About Tori
Tori Tipton (b. 1971, Yorkshire) is a contemporary British artist who creates textural works that explore how we encounter the past in the present. In a world fixated on the new and the flawless, she turns instead to surfaces that are aged, weathered and worn.
Rooted in a deep connection to place, her practice begins with walking, an immersive, meditative act that informs both process and subject. As she moves through the landscape, she collects materials and notices subtle traces, fragments and remnants that speak to what endures and what fades.
Her paintings are built from natural materials gathered from the land – soil, clay, ash – which are combined with traditional binders and oil paint to create richly textured, layered surfaces. These materials are not chosen solely for their aesthetic qualities but for their ability to carry memory, grounding each work in a specific geography and history. Through the slow, physical act of layering and eroding, she mimics natural processes such as weathering and decay. The result is a body of work that is both deeply personal and universally resonant and that bears witness to time’s slow and inevitable passage.
Tori has exhibited in numerous galleries nationwide and her paintings are now part of private collections across the world.
“Tori Tipton’s paintings – created using raw, foraged earth, natural pigments and ink or chalk on wood – arouse a visceral sense of change through their intentional rustic wear. Through this transformation and decay, Tori strives to evoke a fragile sense of beauty, speaking both to the impermanence of our world and the shifting waves of our emotions.”
Artist’s Statement
In a world preoccupied with the new and obsessed with perfection, I’m drawn to imperfection, aged surfaces that tell stories of impermanence and remind us that nothing escapes the passage of time, whether human life, objects, or memory itself.

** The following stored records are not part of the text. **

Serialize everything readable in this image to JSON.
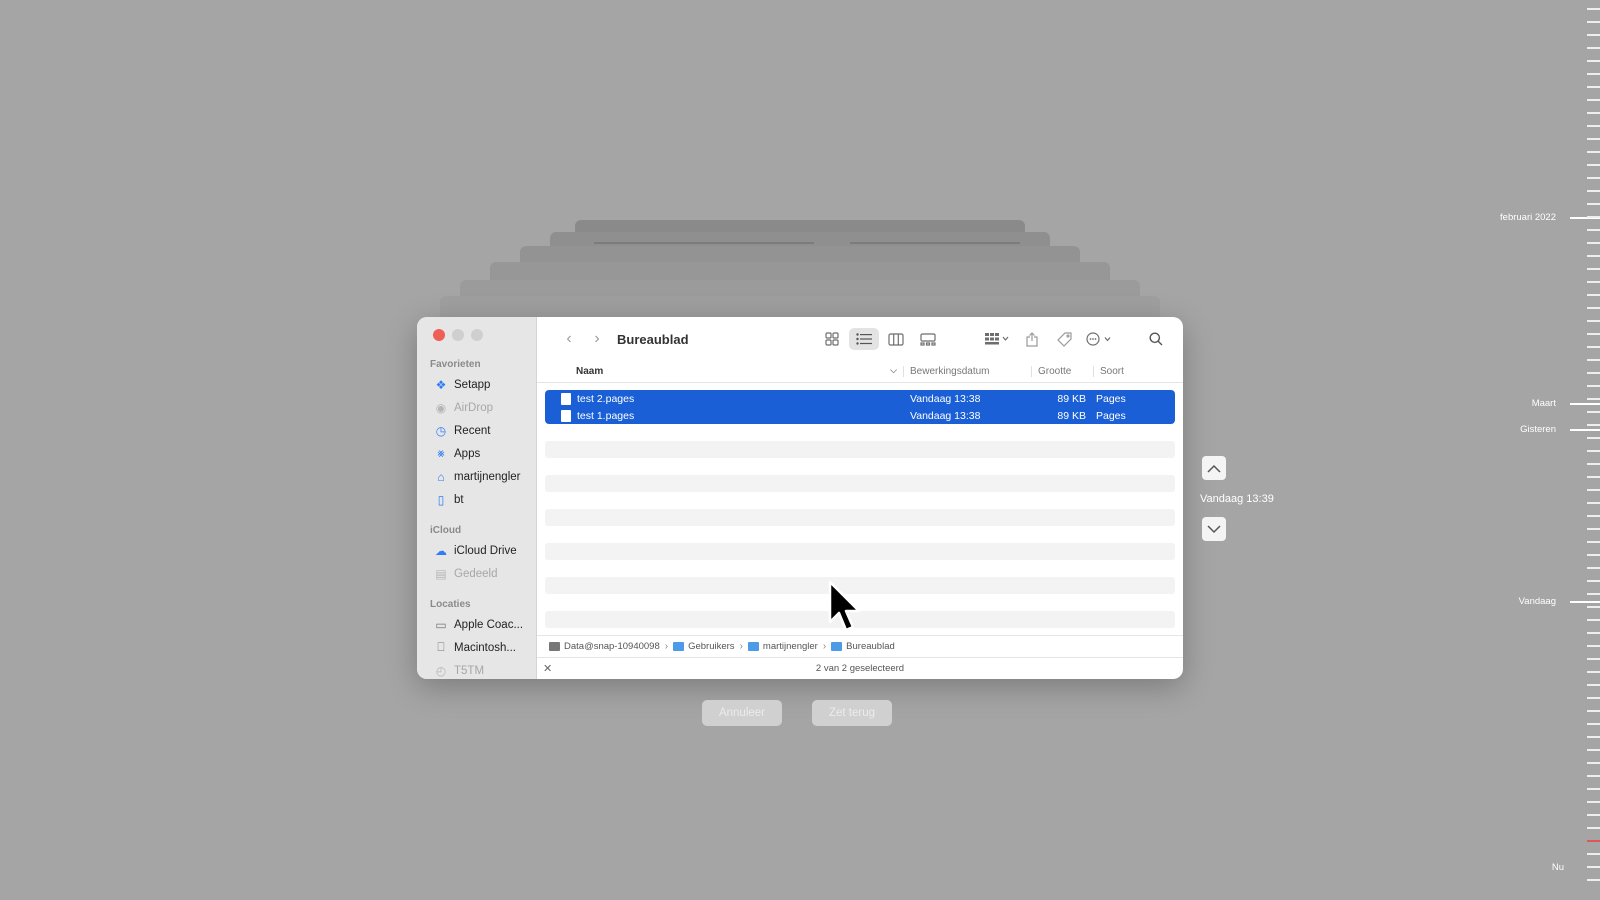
{
  "window": {
    "title": "Bureaublad"
  },
  "sidebar": {
    "sections": [
      {
        "label": "Favorieten",
        "items": [
          {
            "label": "Setapp",
            "icon": "setapp-icon",
            "dim": false
          },
          {
            "label": "AirDrop",
            "icon": "airdrop-icon",
            "dim": true
          },
          {
            "label": "Recent",
            "icon": "clock-icon",
            "dim": false
          },
          {
            "label": "Apps",
            "icon": "apps-icon",
            "dim": false
          },
          {
            "label": "martijnengler",
            "icon": "home-icon",
            "dim": false
          },
          {
            "label": "bt",
            "icon": "document-icon",
            "dim": false
          }
        ]
      },
      {
        "label": "iCloud",
        "items": [
          {
            "label": "iCloud Drive",
            "icon": "cloud-icon",
            "dim": false
          },
          {
            "label": "Gedeeld",
            "icon": "shared-folder-icon",
            "dim": true
          }
        ]
      },
      {
        "label": "Locaties",
        "items": [
          {
            "label": "Apple Coac...",
            "icon": "display-icon",
            "dim": false
          },
          {
            "label": "Macintosh...",
            "icon": "disk-icon",
            "dim": false
          },
          {
            "label": "T5TM",
            "icon": "time-machine-icon",
            "dim": true
          }
        ]
      }
    ]
  },
  "columns": {
    "name": "Naam",
    "date": "Bewerkingsdatum",
    "size": "Grootte",
    "kind": "Soort"
  },
  "files": [
    {
      "name": "test 2.pages",
      "date": "Vandaag 13:38",
      "size": "89 KB",
      "kind": "Pages"
    },
    {
      "name": "test 1.pages",
      "date": "Vandaag 13:38",
      "size": "89 KB",
      "kind": "Pages"
    }
  ],
  "pathbar": [
    {
      "label": "Data@snap-10940098",
      "type": "disk"
    },
    {
      "label": "Gebruikers",
      "type": "folder"
    },
    {
      "label": "martijnengler",
      "type": "folder"
    },
    {
      "label": "Bureaublad",
      "type": "folder"
    }
  ],
  "status": "2 van 2 geselecteerd",
  "buttons": {
    "cancel": "Annuleer",
    "restore": "Zet terug"
  },
  "snapshot_time": "Vandaag 13:39",
  "timeline": {
    "labels": {
      "feb": "februari 2022",
      "maart": "Maart",
      "gisteren": "Gisteren",
      "vandaag": "Vandaag",
      "nu": "Nu"
    }
  },
  "colors": {
    "selection": "#1a5fd6",
    "close": "#ed5f57",
    "accent": "#2f7cf6"
  }
}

My work is shaped by a fascination with the ways we encounter the past. Through the slow, immersive practice of walking the land, I’m drawn to the act of searching and noticing small details others might pass by: a shard of pottery, a worn track, a trace in the soil. These quiet encounters spark my interest in what endures and what fades. They feed into my practice, inspiring a focus on textures and surfaces that carry the memory of time and place.
The creative process begins in the countryside that surrounds my studio, where I collect soil, clay, and other natural materials. These foraged elements are carefully mixed with binders to form the foundation of each piece. Texture becomes the underlying narrative in my work: the surface is rough, layered, and three-dimensional, bearing marks that echo natural processes such as decay and erosion.
The materials I use are not just physical substances, but carriers of memory. Combined with oil paint, they work together to form pieces that evoke a sense of history. This intentional collaboration with the land becomes a way of dissolving the boundary between ourselves and nature, offering a space where past and present, human and earth, are gently entangled.